A colleague showed up with a thermal camera that attaches to an iOS or Android device. Cost: about 250 USD@2016. His show revived me the interest in trying to remove the IR filter from a (web)camera and see what happens.
I got hold of an old (2004) Creative webcam that works only on WinXP. It is easy to open them up. Not so easy to remove the IR filter: in my attempt I broke the IR filter glass and removed its pieces. The Net is full of tutorials and videos on how to do it, so do your homework and take your time (and wear protective glasses the least!).
Now the camera captures both visible and infrared light. Neat, but not so useful, because you keep getting what looks like over-exposed images with wrong colors.

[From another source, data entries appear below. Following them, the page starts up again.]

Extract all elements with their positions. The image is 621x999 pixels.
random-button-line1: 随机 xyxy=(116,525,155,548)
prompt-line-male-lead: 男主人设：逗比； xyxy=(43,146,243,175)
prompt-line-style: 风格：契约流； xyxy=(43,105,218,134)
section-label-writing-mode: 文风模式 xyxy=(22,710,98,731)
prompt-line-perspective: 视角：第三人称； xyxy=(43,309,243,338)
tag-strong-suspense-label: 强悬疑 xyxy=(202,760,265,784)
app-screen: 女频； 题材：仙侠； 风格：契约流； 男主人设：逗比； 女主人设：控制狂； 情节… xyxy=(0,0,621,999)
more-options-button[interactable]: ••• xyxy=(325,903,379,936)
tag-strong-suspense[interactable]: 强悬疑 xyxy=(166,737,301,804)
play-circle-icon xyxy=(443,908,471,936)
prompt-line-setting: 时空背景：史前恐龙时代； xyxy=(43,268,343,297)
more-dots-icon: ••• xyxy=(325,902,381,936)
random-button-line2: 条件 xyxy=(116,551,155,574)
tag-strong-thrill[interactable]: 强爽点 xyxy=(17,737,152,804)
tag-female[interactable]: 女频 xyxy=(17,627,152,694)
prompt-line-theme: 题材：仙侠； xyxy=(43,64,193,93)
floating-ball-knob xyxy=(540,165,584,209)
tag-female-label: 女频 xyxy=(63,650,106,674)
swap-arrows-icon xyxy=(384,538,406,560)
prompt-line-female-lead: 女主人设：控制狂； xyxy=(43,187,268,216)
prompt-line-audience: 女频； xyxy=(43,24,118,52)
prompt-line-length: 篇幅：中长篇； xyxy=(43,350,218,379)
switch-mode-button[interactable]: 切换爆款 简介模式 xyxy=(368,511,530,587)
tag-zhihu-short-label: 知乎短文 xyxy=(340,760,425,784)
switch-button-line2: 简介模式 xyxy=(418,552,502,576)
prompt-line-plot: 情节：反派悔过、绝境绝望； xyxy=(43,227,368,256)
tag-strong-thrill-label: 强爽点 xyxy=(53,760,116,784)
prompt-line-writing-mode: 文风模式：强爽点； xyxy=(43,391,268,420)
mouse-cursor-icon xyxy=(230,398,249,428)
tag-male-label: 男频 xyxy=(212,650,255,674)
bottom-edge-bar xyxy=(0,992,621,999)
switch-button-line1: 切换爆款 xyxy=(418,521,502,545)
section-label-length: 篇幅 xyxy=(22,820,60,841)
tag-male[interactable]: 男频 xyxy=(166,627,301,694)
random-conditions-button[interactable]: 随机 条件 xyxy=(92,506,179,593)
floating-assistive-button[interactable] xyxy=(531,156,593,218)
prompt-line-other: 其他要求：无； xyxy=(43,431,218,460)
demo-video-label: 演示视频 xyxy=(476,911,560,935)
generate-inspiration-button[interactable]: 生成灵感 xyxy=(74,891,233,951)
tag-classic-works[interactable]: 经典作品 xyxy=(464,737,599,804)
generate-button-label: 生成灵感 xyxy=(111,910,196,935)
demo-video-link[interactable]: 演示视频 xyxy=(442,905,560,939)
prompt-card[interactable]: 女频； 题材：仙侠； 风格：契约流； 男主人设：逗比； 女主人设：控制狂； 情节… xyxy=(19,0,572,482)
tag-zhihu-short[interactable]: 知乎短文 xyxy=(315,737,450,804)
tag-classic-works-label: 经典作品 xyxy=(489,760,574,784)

How to filter the visible spectrum of light? One suggestion online is to use a piece of floppy disk (the magnetic disk inside the plastic, of course). Tried it. Not sure it filters out visible light or it acts as an ND filter (see ND filters in photography). Fail.
A second test was to use the modified camera at night, without any filter. It might work on passing cars, but its frame rate is so slow that cars are just a glob of light caused by long exposure. Fail.
I haven't tried to cover the lens with an old photographic film, the fully exposed frame which is dark. Maybe something will come up.
In any case I think the webcam sensitivity is too low to detect temperature variations at "human" levels, like heat/cold areas of a laptop or an electronic circuit, which would be my main usage at the present time.